Particolare attenzione è stata riservata anche alle misure contenute nell’assestamento di bilancio. L’assessore ha ricordato l’iniezione di 8 milioni di euro destinata al trasferimento tecnologico e all’innovazione della filiera produttiva degli elettrodomestici, un comparto strategico per l’economia regionale.

Una manovra da 50 milioni per le attività produttive e 40 per l’agricoltura

Il quadro degli interventi regionali illustrato da Zilli comprende un sistema di misure che vale complessivamente 50 milioni di euro per le attività produttive e 40 milioni di euro per l’agricoltura.

Si tratta di risorse che la Regione intende utilizzare per sostenere il tessuto economico locale, favorire l’innovazione, rafforzare la competitività delle imprese e garantire strumenti finanziari adeguati a chi opera nei settori più esposti alle difficoltà del mercato.

“Attraverso una forte valorizzazione dei rapporti con il sistema bancario – ha aggiunto Zilli – riusciamo a garantire in tempi celeri liquidità a tassi più bassi rispetto al mercato. Questo è un valore del nostro sistema regionale”.

Il rapporto tra istituzioni e mondo bancario viene quindi indicato come uno degli elementi chiave per rendere più efficace l’azione pubblica, soprattutto quando si tratta di assicurare alle imprese risorse disponibili in tempi rapidi.

Export e turismo confermati motori dell’economia regionale

Dal report della Banca d’Italia emerge anche il peso di due settori fondamentali per il Friuli-Venezia Giulia: export e turismo. Due ambiti che continuano a rappresentare un traino per la crescita regionale e che confermano la capacità del territorio di valorizzare tanto la propria vocazione produttiva quanto il proprio patrimonio naturale, culturale e paesaggistico.

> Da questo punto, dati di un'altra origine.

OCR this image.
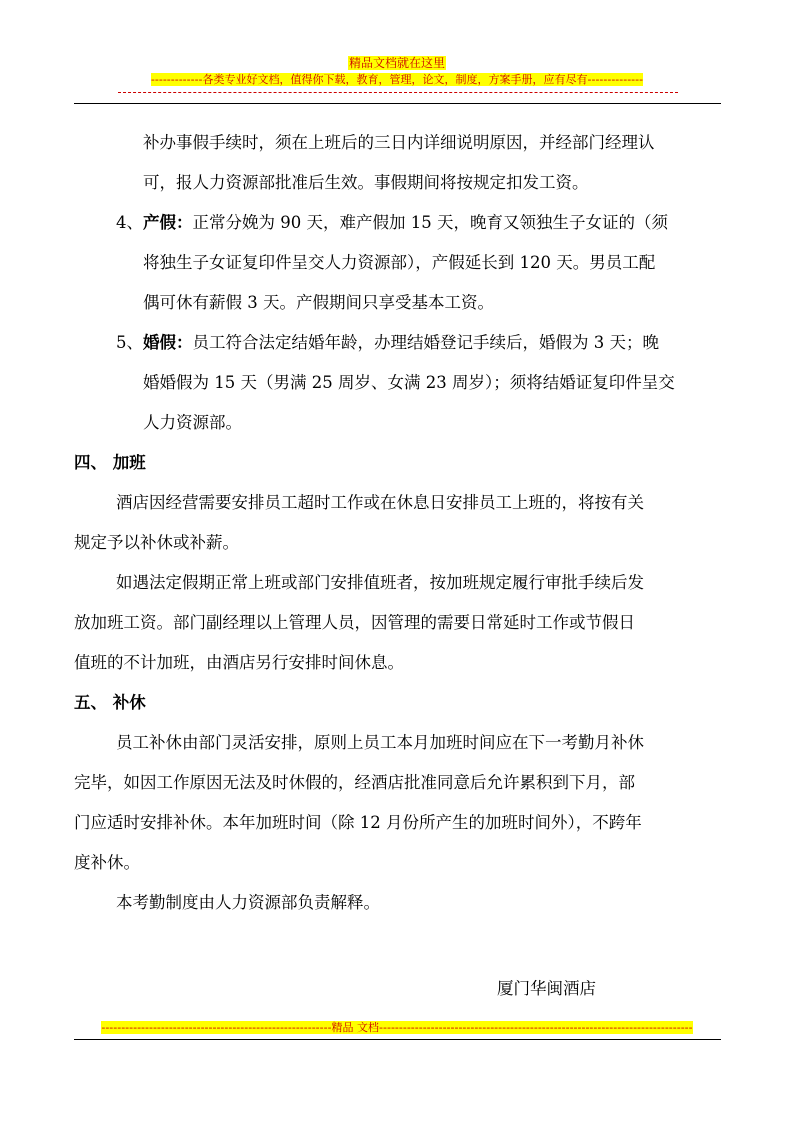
精品文档就在这里
-------------各类专业好文档，值得你下载，教育，管理，论文，制度，方案手册，应有尽有--------------
补办事假手续时，须在上班后的三日内详细说明原因，并经部门经理认
可，报人力资源部批准后生效。事假期间将按规定扣发工资。
4、产假：正常分娩为 90 天，难产假加 15 天，晚育又领独生子女证的（须
将独生子女证复印件呈交人力资源部），产假延长到 120 天。男员工配
偶可休有薪假 3 天。产假期间只享受基本工资。
5、婚假：员工符合法定结婚年龄，办理结婚登记手续后，婚假为 3 天；晚
婚婚假为 15 天（男满 25 周岁、女满 23 周岁）；须将结婚证复印件呈交
人力资源部。
四、 加班
酒店因经营需要安排员工超时工作或在休息日安排员工上班的，将按有关
规定予以补休或补薪。
如遇法定假期正常上班或部门安排值班者，按加班规定履行审批手续后发
放加班工资。部门副经理以上管理人员，因管理的需要日常延时工作或节假日
值班的不计加班，由酒店另行安排时间休息。
五、 补休
员工补休由部门灵活安排，原则上员工本月加班时间应在下一考勤月补休
完毕，如因工作原因无法及时休假的，经酒店批准同意后允许累积到下月，部
门应适时安排补休。本年加班时间（除 12 月份所产生的加班时间外），不跨年
度补休。
本考勤制度由人力资源部负责解释。
厦门华闽酒店
----------------------------------------------------------精品 文档-------------------------------------------------------------------------------
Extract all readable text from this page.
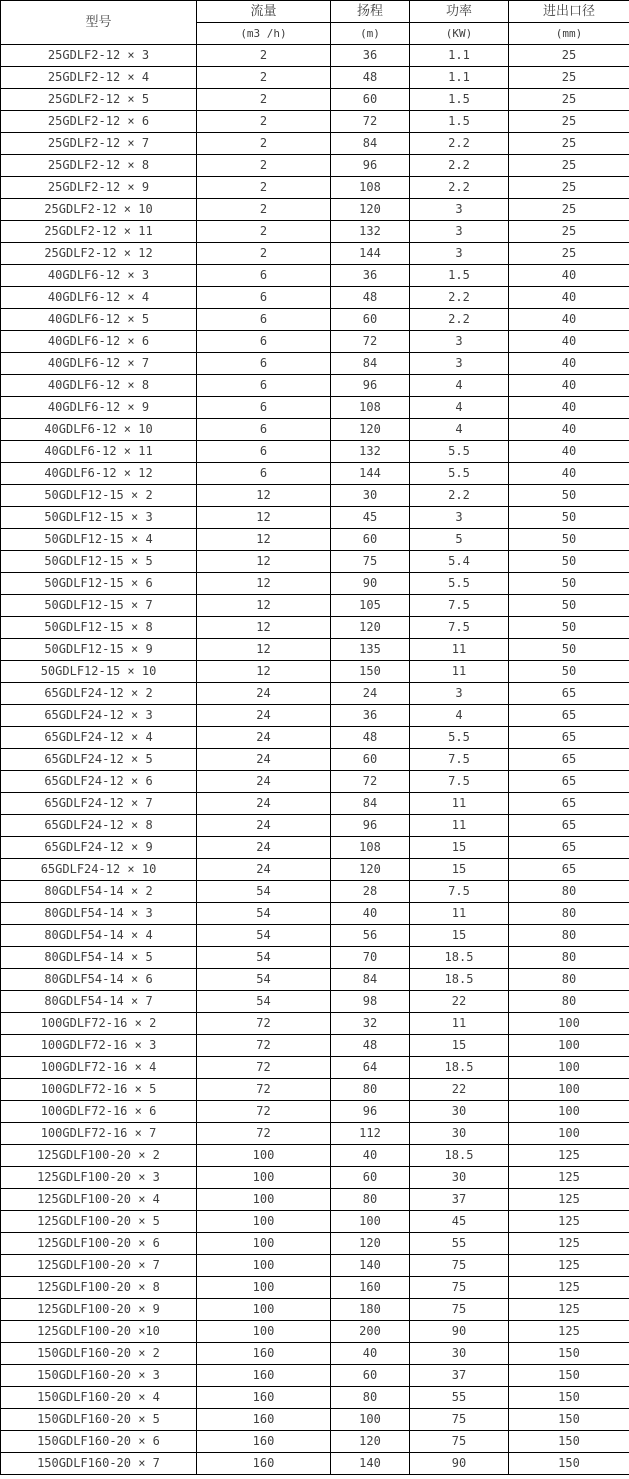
型号	流量	扬程	功率	进出口径
	(m3 /h)	(m)	(KW)	(mm)
25GDLF2-12 × 3	2	36	1.1	25
25GDLF2-12 × 4	2	48	1.1	25
25GDLF2-12 × 5	2	60	1.5	25
25GDLF2-12 × 6	2	72	1.5	25
25GDLF2-12 × 7	2	84	2.2	25
25GDLF2-12 × 8	2	96	2.2	25
25GDLF2-12 × 9	2	108	2.2	25
25GDLF2-12 × 10	2	120	3	25
25GDLF2-12 × 11	2	132	3	25
25GDLF2-12 × 12	2	144	3	25
40GDLF6-12 × 3	6	36	1.5	40
40GDLF6-12 × 4	6	48	2.2	40
40GDLF6-12 × 5	6	60	2.2	40
40GDLF6-12 × 6	6	72	3	40
40GDLF6-12 × 7	6	84	3	40
40GDLF6-12 × 8	6	96	4	40
40GDLF6-12 × 9	6	108	4	40
40GDLF6-12 × 10	6	120	4	40
40GDLF6-12 × 11	6	132	5.5	40
40GDLF6-12 × 12	6	144	5.5	40
50GDLF12-15 × 2	12	30	2.2	50
50GDLF12-15 × 3	12	45	3	50
50GDLF12-15 × 4	12	60	5	50
50GDLF12-15 × 5	12	75	5.4	50
50GDLF12-15 × 6	12	90	5.5	50
50GDLF12-15 × 7	12	105	7.5	50
50GDLF12-15 × 8	12	120	7.5	50
50GDLF12-15 × 9	12	135	11	50
50GDLF12-15 × 10	12	150	11	50
65GDLF24-12 × 2	24	24	3	65
65GDLF24-12 × 3	24	36	4	65
65GDLF24-12 × 4	24	48	5.5	65
65GDLF24-12 × 5	24	60	7.5	65
65GDLF24-12 × 6	24	72	7.5	65
65GDLF24-12 × 7	24	84	11	65
65GDLF24-12 × 8	24	96	11	65
65GDLF24-12 × 9	24	108	15	65
65GDLF24-12 × 10	24	120	15	65
80GDLF54-14 × 2	54	28	7.5	80
80GDLF54-14 × 3	54	40	11	80
80GDLF54-14 × 4	54	56	15	80
80GDLF54-14 × 5	54	70	18.5	80
80GDLF54-14 × 6	54	84	18.5	80
80GDLF54-14 × 7	54	98	22	80
100GDLF72-16 × 2	72	32	11	100
100GDLF72-16 × 3	72	48	15	100
100GDLF72-16 × 4	72	64	18.5	100
100GDLF72-16 × 5	72	80	22	100
100GDLF72-16 × 6	72	96	30	100
100GDLF72-16 × 7	72	112	30	100
125GDLF100-20 × 2	100	40	18.5	125
125GDLF100-20 × 3	100	60	30	125
125GDLF100-20 × 4	100	80	37	125
125GDLF100-20 × 5	100	100	45	125
125GDLF100-20 × 6	100	120	55	125
125GDLF100-20 × 7	100	140	75	125
125GDLF100-20 × 8	100	160	75	125
125GDLF100-20 × 9	100	180	75	125
125GDLF100-20 ×10	100	200	90	125
150GDLF160-20 × 2	160	40	30	150
150GDLF160-20 × 3	160	60	37	150
150GDLF160-20 × 4	160	80	55	150
150GDLF160-20 × 5	160	100	75	150
150GDLF160-20 × 6	160	120	75	150
150GDLF160-20 × 7	160	140	90	150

L’export resta una componente essenziale per molte imprese regionali, inserite in filiere internazionali e chiamate a misurarsi con mercati complessi. Allo stesso tempo, il turismo continua a mostrare margini di sviluppo significativi, grazie a un’offerta diversificata e concentrata in un territorio relativamente ristretto.

Zilli ha richiamato in particolare la varietà dell’offerta turistica regionale, che spazia dalla vacanza per le famiglie al turismo lento, dai siti naturali ai luoghi di interesse storico e archeologico.

Dalle Dolomiti all’Adriatico, il vantaggio competitivo del FVG

Uno dei punti di forza evidenziati dall’assessore riguarda la capacità del Friuli-Venezia Giulia di proporre esperienze molto diverse tra loro in un’area geografica compatta. “In un raggio ristretto il Friuli-Venezia Giulia offre dalle Dolomiti al mare Adriatico: un vantaggio distintivo della nostra regione”, ha concluso Zilli.

Il turismo viene così letto non solo come comparto economico in crescita, ma anche come leva di sviluppo territoriale, capace di collegare costa, montagna, città d’arte, aree rurali e percorsi legati alla storia e alla cultura.

Il report della Banca d’Italia, presentato ieri a Udine, si inserisce dunque in un momento in cui la Regione rivendica una traiettoria positiva e punta a consolidare gli strumenti di sostegno alla crescita. La sfida, ora, sarà trasformare questi indicatori favorevoli in sviluppo stabile, investimenti duraturi e nuove opportunità per imprese, lavoratori e territori.